How Correcting Typewriters Work

One of the worst shortcomings of the real world (but a boon to those peddling computer-aided design) is the lack of an UNDO button. Thus, when IBM introduced the Correcting Selectric II in 1973, it seemed almost “indistinguishable from magic”. If you hit a wrong key, just push the Correct button at the bottom right of the keyboard, then hit the bad key again and the character vanished from the paper. You could then hit the correct key and go on typing.

But how did it work? It turns out the breakthrough was not in the typewriter mechanism so much as the ribbon, which was so formulated to allow characters transferred from the carbon film to be seamlessly lifted by a special sticky correction ribbon on a separate spool. Of course, the mechanical precision of the IBM Selectric mechanism also contributed to the magic by allowing precise backspacing and registration of the correction stroke with the original character.
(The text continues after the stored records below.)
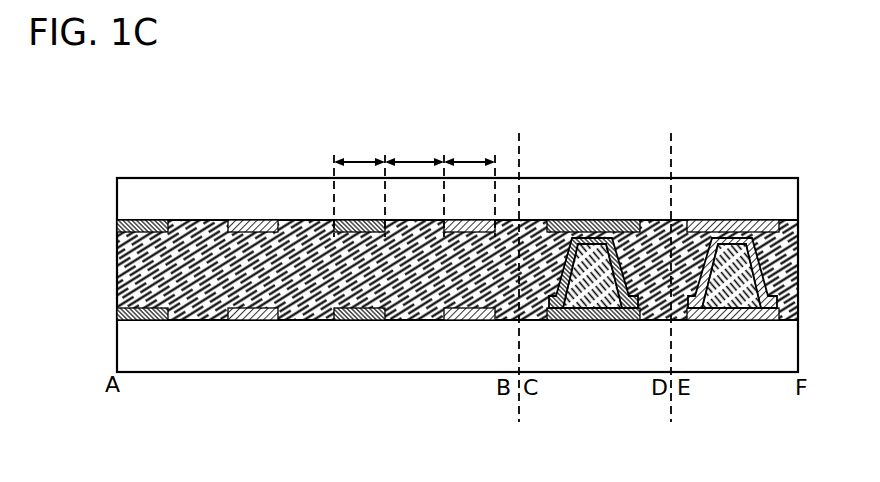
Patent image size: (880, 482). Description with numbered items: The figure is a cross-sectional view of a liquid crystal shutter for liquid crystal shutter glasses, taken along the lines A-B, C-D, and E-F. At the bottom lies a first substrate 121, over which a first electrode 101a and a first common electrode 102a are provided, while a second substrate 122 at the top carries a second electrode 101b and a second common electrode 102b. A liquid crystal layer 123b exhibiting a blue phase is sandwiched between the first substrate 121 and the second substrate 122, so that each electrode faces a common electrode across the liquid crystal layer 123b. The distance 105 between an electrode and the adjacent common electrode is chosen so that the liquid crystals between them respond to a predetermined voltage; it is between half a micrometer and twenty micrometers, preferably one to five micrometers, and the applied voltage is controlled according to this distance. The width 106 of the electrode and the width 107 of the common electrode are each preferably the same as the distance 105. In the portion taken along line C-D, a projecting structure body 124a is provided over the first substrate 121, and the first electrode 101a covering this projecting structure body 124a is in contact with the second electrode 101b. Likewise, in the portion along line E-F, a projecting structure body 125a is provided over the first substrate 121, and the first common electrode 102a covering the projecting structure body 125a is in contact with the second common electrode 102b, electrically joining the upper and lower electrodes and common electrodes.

The first electrode 101a is at (133, 322).
The second electrode 101b is at (135, 218).
The first common electrode 102a is at (245, 322).
The second common electrode 102b is at (252, 218).
The distance between the electrode and the common electrode 105 is at (418, 160).
The width of the electrode 106 is at (363, 160).
The width of the common electrode 107 is at (463, 160).
The first substrate 121 is at (312, 342).
The second substrate 122 is at (183, 197).
The liquid crystal layer 123b is at (198, 282).
The projecting structure body 124a is at (598, 320).
The projecting structure body 125a is at (753, 322).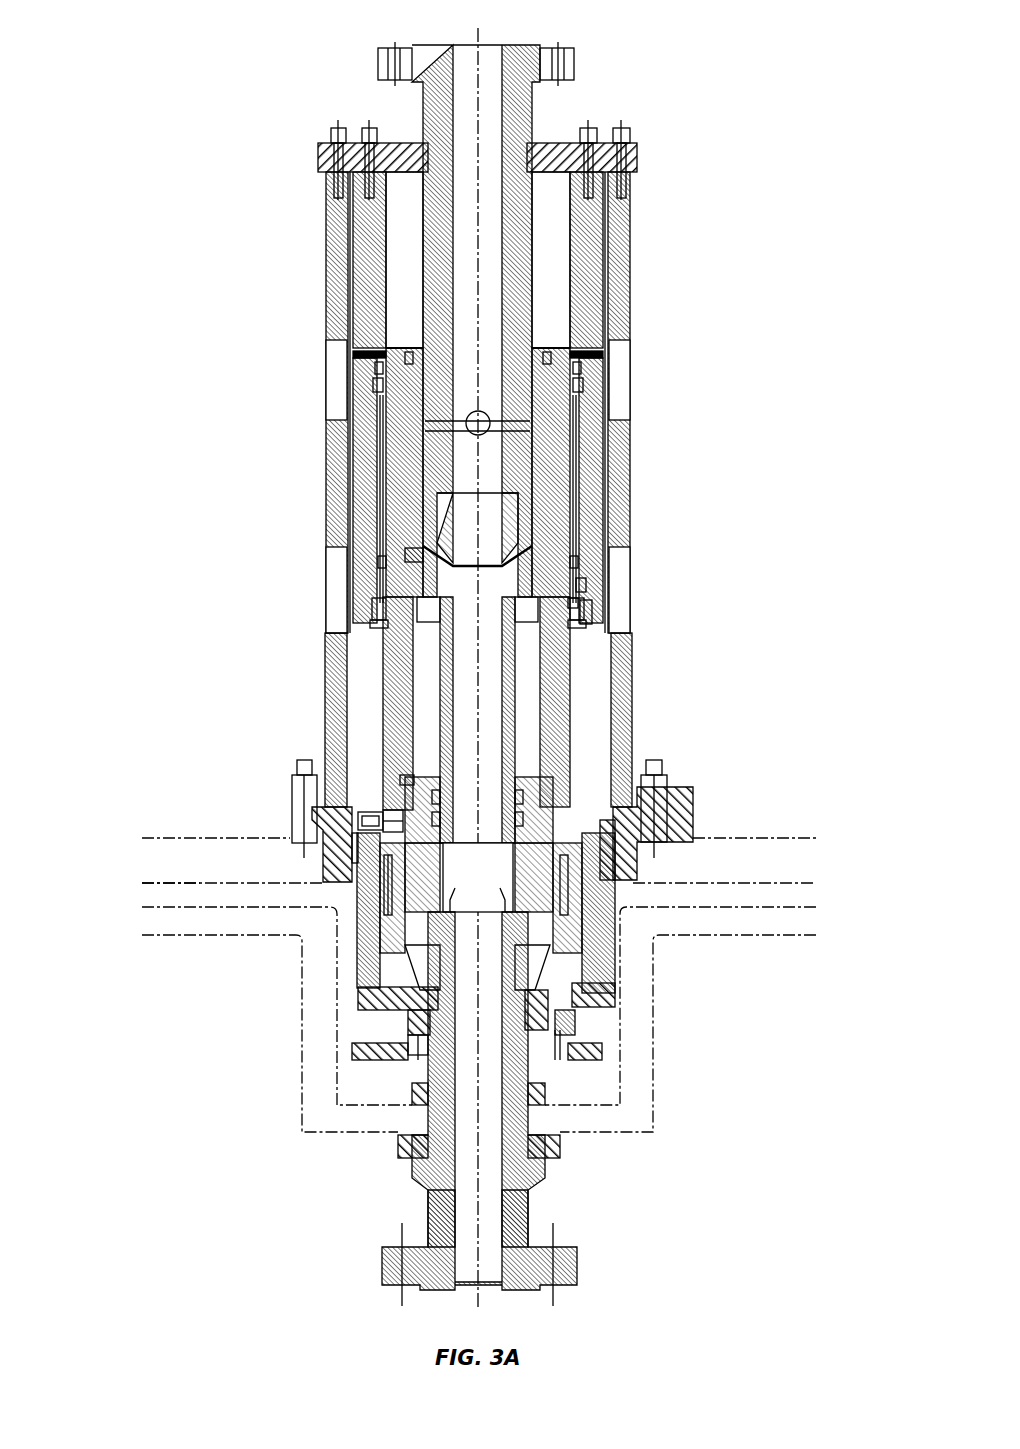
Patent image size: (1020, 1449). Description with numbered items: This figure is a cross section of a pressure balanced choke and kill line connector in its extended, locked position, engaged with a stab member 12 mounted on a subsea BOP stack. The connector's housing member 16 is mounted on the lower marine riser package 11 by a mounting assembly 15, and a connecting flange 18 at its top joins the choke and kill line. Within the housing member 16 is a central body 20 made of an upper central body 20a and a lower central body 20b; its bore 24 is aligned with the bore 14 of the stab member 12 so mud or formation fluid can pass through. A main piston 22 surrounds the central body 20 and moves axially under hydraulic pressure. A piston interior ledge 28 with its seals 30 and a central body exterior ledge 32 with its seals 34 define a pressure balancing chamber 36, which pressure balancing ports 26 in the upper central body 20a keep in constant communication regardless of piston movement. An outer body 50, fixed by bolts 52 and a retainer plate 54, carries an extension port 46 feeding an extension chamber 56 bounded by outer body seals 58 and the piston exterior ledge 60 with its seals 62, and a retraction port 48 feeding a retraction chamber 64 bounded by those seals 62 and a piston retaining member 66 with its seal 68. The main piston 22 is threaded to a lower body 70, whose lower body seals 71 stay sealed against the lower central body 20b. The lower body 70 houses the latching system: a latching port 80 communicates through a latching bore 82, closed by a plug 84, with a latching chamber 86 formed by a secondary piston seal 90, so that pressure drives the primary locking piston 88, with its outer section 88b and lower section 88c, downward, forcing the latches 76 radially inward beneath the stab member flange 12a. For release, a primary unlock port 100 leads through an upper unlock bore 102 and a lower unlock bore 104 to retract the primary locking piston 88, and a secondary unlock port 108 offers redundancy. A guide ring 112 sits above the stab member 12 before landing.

The lower marine riser package 11 is at (160, 895).
The stab member 12 is at (382, 1265).
The stab member flange 12a is at (503, 1055).
The bore 14 is at (480, 1222).
The mounting assembly 15 is at (688, 790).
The housing member 16 is at (556, 240).
The connecting flange 18 is at (380, 58).
The central body 20 is at (532, 125).
The upper central body 20a is at (532, 292).
The lower central body 20b is at (536, 640).
The main piston 22 is at (408, 555).
The bore 24 is at (485, 62).
The pressure balancing ports 26 is at (490, 421).
The piston interior ledge 28 is at (404, 345).
The seals 30 is at (408, 356).
The central body exterior ledge 32 is at (504, 627).
The seals 34 is at (516, 522).
The pressure balancing chamber 36 is at (400, 500).
The extension port 46 is at (380, 354).
The retraction port 48 is at (582, 585).
The outer body 50 is at (384, 238).
The bolts 52 is at (633, 133).
The retainer plate 54 is at (637, 160).
The extension chamber 56 is at (367, 455).
The outer body seals 58 is at (378, 366).
The piston exterior ledge 60 is at (382, 560).
The seals 62 is at (378, 600).
The retraction chamber 64 is at (573, 460).
The piston retaining member 66 is at (570, 640).
The seal 68 is at (586, 606).
The lower body 70 is at (456, 776).
The lower body seals 71 is at (456, 812).
The latches 76 is at (580, 1030).
The latching port 80 is at (370, 818).
The latching bore 82 is at (392, 812).
The plug 84 is at (383, 806).
The latching chamber 86 is at (637, 865).
The primary locking piston 88 is at (615, 995).
The outer section 88b is at (345, 910).
The lower section 88c is at (405, 1020).
The secondary piston seal 90 is at (618, 912).
The primary unlock port 100 is at (356, 840).
The upper unlock bore 102 is at (380, 950).
The lower unlock bore 104 is at (395, 975).
The secondary unlock port 108 is at (211, 867).
The guide ring 112 is at (430, 1048).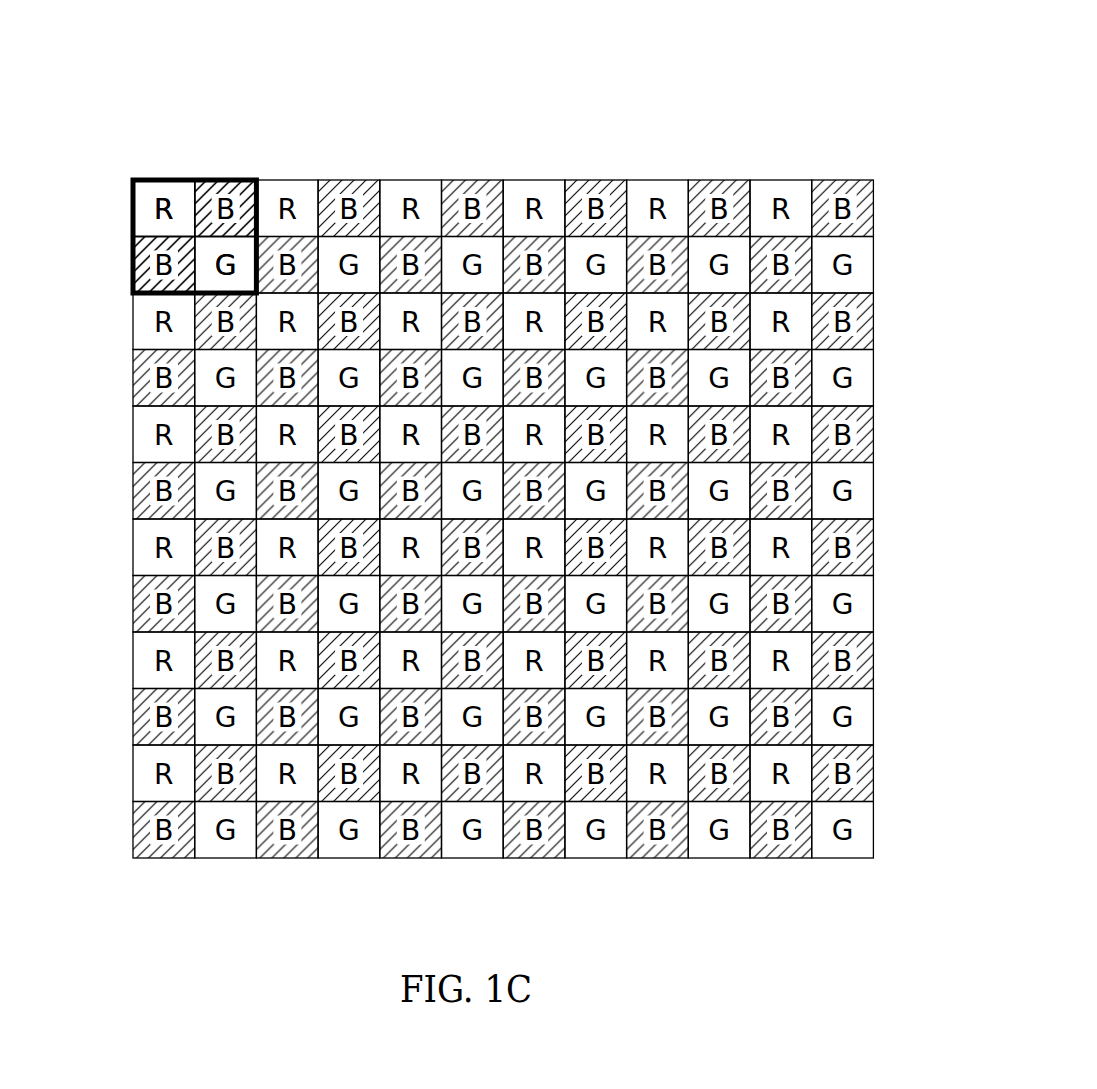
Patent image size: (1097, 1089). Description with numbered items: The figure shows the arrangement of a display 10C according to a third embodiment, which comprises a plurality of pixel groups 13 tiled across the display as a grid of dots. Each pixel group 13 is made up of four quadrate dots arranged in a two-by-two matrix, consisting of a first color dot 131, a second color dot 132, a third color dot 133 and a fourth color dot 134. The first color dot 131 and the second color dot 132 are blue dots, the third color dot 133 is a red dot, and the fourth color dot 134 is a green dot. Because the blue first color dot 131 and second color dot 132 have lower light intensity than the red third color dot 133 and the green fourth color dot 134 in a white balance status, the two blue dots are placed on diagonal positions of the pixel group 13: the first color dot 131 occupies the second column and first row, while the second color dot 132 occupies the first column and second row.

The display 10C is at (505, 429).
The pixel group 13 is at (168, 160).
The first color dot 131 is at (213, 187).
The second color dot 132 is at (132, 240).
The third color dot 133 is at (173, 187).
The fourth color dot 134 is at (216, 286).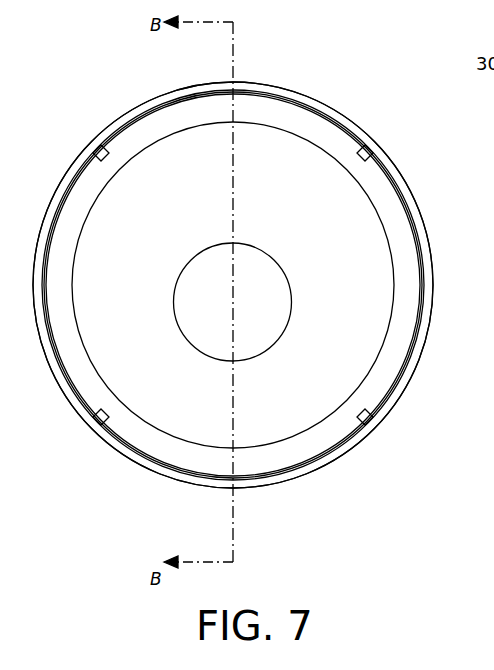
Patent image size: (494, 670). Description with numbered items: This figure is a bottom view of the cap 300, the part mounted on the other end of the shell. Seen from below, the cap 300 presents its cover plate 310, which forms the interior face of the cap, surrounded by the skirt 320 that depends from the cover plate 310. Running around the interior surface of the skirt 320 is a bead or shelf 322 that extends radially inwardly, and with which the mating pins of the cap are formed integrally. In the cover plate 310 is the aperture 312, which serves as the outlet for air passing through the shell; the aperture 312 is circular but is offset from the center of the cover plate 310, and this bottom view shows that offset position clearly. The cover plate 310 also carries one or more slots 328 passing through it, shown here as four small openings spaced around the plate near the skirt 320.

The cap 300 is at (92, 90).
The cover plate 310 is at (176, 224).
The aperture 312 is at (282, 309).
The skirt 320 is at (319, 460).
The bead or shelf 322 is at (306, 100).
The slots 328 is at (97, 151).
I never had one of these typewriters, but the secretaries at the place I worked at the time did, and I would use the Correcting Selectric IIs after hours whenever I needed to type something. At home, I had an original Selectric made in the early 1960s that I’d bought used in 1973. It didn’t have the correction feature, but I discovered that it would work with third-party carbon ribbons spooled into Selectric cartridges. Then you could buy packs of little plastic patches coated with the type lifting stickum. When you made an error. you’d backspace, put the patch between the ribbon and paper, hit the bad character to lift it, then backspace again and continue typing. It sounds horrible, but compared to white-out or a typewriter eraser it was glorious.